Google’s parent company, Alphabet, announced its quarterly earnings on Monday evening, beating Wall Street expectations and bringing in $39.28 billion in revenue, up 20 percent year-over-year. And yet the company’s stock still slid in after-hours trading. Why are investors feeling skittish about a company minting so much money quarter after quarter?
Part of it is simply how much Google is spending. The company has raised its head count by almost 20,000 since last year, now employing nearly 100,000 people and continuing to spend prodigiously. Overall, it spent nearly $7 billion on capital expenditure projects this quarter, a jump of 80 percent compared to $4.3 billion in the same quarter last year. This bites into Alphabet’s overall margins, which slid from 24 percent to 21 percent.
But the deeper worry is that despite the many things that Google and other companies beneath the Alphabet aegis do, it remains, at heart, a display advertising business. Of the $39 billion it brought in, $32.6 billion of it was in advertising revenue — that’s 83 percent of its total revenue. And underneath, there are small signs of trouble in its ad business. Traffic acquisition costs — the money it pays to companies like Apple to be the default search engine on the iPhone — continue to eat up a good chunk of that advertising revenue, with Google spending $7.44 billion, or about 23 percent of its ad revenue, on getting eyeballs.
The per-click cost on Google’s advertising — an imprecise but generally useful yardstick for how much Google is able to charge advertisers — was down 29 percent compared to last year, and 9 percent from last quarter. Google, for some reason, is having trouble getting advertisers to pay as much. And this isn’t an industry-wide problem; both Amazon and Facebook have continued to successfully increase the amount they charge advertisers.
Google’s main source of competition is not Facebook but Amazon. Amazon reported 97 percent growth in advertising revenue this quarter. Advertising directors speaking to CNBC have said some brands were moving 50 to 60 percent of their ad spending from Google to Amazon.
If I’m Googling “noise-cancelling headphones,” odds are good I’m about to spend some money on headphones, and a company can place an ad right next to my search results. But Amazon is increasingly the place consumers go to look for products, bypassing Google altogether, and advertisers are starting to do the same, advertising directly on the e-commerce platform. And on Amazon, advertisers can see when someone viewing or clicking their ads makes a purchase, something Google can’t do since nearly all of the sales its drives ultimately happen on other sites.
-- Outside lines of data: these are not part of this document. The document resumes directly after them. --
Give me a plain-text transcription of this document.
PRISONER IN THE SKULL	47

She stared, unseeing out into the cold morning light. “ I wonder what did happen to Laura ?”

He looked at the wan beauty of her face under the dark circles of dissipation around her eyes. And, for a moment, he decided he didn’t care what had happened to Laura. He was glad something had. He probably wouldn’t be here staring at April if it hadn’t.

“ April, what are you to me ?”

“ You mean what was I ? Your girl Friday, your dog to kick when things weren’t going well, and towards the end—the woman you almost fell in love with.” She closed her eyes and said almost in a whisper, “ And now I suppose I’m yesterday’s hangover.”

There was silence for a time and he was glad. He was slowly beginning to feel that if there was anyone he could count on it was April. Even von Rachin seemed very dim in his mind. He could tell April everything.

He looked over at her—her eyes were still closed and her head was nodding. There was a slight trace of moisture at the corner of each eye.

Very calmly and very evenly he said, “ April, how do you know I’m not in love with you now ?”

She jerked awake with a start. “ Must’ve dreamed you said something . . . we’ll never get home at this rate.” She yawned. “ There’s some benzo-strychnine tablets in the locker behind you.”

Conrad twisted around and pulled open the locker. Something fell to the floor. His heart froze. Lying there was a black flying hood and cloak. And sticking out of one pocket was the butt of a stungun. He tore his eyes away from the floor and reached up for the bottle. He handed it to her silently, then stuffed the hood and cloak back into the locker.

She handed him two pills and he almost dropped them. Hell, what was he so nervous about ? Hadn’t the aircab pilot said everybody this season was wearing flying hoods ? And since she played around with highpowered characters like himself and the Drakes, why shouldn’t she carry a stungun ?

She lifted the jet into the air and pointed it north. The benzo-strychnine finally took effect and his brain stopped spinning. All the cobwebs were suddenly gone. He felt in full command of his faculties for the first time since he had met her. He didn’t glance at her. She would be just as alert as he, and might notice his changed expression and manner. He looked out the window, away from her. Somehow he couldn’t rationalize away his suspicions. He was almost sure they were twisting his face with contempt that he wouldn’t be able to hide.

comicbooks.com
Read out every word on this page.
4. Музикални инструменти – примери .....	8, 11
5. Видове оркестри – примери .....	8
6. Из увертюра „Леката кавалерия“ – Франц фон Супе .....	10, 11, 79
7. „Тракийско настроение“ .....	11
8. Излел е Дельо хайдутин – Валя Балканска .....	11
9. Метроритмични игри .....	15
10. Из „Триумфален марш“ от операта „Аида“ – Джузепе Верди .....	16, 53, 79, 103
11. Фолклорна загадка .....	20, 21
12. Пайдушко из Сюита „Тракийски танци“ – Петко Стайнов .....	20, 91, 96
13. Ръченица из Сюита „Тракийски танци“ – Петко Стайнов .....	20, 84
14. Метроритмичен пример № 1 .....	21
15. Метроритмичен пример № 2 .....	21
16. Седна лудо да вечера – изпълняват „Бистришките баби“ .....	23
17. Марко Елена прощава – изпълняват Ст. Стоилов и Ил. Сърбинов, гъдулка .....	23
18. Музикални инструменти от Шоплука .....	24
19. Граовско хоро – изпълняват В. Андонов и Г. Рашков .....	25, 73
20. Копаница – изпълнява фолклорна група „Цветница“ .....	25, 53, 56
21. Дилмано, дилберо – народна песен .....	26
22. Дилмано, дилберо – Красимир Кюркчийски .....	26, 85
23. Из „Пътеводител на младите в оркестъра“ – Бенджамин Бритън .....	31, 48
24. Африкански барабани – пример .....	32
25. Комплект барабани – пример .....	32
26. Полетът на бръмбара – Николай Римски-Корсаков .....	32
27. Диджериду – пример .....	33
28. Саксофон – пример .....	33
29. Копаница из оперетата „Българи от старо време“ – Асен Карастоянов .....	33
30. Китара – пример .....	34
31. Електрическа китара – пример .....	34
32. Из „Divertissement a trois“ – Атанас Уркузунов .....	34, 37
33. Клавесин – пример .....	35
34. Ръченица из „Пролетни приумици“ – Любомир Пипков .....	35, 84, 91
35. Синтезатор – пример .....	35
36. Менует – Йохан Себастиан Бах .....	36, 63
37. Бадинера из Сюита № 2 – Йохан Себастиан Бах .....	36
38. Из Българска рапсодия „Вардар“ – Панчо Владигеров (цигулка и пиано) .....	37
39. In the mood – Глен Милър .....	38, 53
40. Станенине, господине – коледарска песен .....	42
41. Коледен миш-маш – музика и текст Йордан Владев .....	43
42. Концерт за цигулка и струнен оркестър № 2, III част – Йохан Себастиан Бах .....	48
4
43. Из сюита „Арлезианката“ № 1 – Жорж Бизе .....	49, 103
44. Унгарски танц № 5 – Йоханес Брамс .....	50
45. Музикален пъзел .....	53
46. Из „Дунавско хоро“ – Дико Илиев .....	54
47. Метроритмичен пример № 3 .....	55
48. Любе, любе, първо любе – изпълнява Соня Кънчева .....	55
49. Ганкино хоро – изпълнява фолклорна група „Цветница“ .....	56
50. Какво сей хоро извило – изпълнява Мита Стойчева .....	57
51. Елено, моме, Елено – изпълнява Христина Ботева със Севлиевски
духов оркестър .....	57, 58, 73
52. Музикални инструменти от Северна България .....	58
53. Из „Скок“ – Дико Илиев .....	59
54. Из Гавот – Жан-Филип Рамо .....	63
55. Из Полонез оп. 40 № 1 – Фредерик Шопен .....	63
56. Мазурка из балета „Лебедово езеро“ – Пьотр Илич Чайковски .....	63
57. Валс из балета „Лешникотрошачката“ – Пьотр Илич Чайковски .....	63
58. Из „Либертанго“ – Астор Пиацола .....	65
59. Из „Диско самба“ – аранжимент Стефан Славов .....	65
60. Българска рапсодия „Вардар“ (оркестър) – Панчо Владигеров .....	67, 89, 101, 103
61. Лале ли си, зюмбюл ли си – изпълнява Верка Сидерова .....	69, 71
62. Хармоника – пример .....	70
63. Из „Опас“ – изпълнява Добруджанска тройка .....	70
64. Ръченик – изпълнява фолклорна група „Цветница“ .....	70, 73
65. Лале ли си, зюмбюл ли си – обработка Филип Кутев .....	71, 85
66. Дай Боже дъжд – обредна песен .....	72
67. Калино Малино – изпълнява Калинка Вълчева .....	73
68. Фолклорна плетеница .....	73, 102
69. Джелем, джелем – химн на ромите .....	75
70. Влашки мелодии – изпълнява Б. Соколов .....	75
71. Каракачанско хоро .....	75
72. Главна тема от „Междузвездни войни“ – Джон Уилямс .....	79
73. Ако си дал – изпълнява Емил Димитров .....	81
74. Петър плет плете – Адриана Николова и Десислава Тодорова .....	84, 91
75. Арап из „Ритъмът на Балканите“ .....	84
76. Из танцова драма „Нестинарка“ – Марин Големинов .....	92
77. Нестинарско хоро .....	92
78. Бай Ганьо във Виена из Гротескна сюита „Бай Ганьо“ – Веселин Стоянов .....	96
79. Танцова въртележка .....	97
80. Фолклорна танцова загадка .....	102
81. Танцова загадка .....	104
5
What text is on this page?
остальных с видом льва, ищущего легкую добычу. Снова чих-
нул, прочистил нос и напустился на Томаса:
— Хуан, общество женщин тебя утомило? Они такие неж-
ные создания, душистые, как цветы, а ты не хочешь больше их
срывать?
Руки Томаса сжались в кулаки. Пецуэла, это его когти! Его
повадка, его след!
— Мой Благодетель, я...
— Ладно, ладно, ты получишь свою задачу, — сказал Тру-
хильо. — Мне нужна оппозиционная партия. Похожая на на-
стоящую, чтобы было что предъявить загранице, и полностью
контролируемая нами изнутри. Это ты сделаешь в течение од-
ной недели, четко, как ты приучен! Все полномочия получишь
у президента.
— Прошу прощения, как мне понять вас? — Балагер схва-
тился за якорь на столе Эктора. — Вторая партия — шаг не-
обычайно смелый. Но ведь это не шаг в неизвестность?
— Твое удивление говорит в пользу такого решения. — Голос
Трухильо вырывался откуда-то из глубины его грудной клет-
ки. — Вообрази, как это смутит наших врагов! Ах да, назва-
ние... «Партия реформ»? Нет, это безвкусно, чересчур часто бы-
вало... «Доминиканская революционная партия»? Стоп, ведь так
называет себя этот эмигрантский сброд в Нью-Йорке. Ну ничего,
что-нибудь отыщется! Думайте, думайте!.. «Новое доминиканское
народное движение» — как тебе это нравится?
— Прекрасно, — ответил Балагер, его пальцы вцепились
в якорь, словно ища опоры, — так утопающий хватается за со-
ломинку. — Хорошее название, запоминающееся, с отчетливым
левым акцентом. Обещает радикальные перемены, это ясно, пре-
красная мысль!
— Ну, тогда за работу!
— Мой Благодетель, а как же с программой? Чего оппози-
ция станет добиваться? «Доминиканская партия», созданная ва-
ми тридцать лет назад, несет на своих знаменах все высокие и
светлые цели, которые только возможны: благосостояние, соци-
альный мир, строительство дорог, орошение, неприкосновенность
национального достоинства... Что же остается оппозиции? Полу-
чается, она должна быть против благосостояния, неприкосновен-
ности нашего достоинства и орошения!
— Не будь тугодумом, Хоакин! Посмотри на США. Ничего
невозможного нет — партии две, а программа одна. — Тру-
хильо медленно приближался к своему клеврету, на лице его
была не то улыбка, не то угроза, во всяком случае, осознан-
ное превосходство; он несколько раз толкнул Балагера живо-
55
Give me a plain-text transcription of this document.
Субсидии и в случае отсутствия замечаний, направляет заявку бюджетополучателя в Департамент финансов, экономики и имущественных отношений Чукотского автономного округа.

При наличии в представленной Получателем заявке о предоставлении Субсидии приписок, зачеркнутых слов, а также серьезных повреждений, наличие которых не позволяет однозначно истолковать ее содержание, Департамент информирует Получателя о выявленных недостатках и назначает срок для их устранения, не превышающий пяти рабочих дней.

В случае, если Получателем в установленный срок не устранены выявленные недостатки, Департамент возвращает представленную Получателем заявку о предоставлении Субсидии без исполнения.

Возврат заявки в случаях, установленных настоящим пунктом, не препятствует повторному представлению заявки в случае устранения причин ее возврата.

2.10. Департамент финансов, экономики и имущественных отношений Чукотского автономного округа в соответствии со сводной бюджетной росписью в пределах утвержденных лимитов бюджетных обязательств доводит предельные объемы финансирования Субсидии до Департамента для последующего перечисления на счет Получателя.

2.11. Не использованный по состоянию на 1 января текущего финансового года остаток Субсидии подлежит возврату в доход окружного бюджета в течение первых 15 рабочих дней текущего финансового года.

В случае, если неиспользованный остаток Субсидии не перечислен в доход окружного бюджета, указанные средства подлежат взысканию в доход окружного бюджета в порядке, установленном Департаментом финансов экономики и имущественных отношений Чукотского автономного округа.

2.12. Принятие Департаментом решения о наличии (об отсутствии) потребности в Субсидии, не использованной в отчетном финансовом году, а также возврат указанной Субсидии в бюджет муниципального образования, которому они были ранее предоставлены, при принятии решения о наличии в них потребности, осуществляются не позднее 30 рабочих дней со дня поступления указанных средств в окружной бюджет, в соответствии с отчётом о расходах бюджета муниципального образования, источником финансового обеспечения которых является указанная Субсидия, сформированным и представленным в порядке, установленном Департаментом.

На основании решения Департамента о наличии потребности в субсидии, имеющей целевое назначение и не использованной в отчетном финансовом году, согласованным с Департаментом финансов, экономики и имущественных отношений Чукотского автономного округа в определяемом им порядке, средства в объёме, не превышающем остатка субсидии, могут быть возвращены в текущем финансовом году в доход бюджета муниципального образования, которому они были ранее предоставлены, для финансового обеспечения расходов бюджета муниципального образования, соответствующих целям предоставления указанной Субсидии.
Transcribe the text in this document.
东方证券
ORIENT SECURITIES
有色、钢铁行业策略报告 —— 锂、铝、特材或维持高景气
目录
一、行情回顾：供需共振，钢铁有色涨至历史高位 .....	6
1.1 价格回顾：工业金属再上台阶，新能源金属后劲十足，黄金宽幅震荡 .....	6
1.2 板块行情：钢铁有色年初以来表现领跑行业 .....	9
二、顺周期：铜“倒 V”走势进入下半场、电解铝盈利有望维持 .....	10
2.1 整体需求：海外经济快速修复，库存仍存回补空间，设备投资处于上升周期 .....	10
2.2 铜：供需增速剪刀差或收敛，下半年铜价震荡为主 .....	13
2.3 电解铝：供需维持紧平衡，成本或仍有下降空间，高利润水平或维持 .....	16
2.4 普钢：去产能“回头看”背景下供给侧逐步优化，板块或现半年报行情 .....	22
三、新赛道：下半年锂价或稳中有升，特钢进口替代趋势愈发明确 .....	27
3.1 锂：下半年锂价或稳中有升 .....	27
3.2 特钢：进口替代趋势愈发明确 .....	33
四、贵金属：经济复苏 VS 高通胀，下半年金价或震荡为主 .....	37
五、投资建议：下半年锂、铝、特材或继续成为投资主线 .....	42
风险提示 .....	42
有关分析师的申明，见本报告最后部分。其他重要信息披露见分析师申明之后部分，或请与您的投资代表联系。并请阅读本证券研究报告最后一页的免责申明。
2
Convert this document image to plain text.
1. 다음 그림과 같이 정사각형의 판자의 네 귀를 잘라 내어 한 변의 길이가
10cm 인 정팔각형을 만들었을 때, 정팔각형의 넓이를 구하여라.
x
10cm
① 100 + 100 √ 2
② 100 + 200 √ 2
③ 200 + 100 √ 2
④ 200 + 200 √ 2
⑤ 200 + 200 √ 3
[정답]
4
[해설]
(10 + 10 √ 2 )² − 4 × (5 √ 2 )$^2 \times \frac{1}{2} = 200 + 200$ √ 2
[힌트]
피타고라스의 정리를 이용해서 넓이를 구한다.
Google is aware of this, which is why its earnings report includes a section titled “Other Bets,” describing efforts like self-driving-car company Waymo, its health company Verily, and the high-speed internet provider Google Fiber. But those Other Bets brought in just $154 million in revenue in the past 90 days; Google’s advertising business makes the same amount of money about every eight hours. And these are very much bets — it lost $3.4 billion on Other Bets in the past year.
Google lumps most everything else into “Other Revenues,” which include its cloud business and hardware sales. Those brought in $6.49 billion during this quarter, a 31 percent increase year-over-year. It’s likely that the majority of that money was in hardware sales, as Google doesn’t break down how much it brings in through hardware versus through cloud services.
And it’s cloud computing where Google should be a major competitor, but it came late to the game, with Amazon’s Web Services dominating, and Microsoft Azure gobbling up larger-enterprise customers. On its earnings call, Google CEO Sundar Pichai said its cloud business was “one of the fastest growing businesses across Alphabet,” but that’s likely a function of how small it is — if I’m earning a dollar a day and then I start earning two dollars a day, I’ve increased my earnings by 100 percent. Impressive on paper, but it still leaves me poor.
Google’s advertising business is the motor that keeps the company running, but it knows that it will need to find other ways of bringing in significant amounts of revenue. But that’s expensive to do, and unlike, say, Amazon, Google has never prided itself on being a lean operation. It was willing to spend $24 billion on research and development last year — but increasingly, investors want to see what else Google can do, and as of right now, nobody seems quite sure what that might be.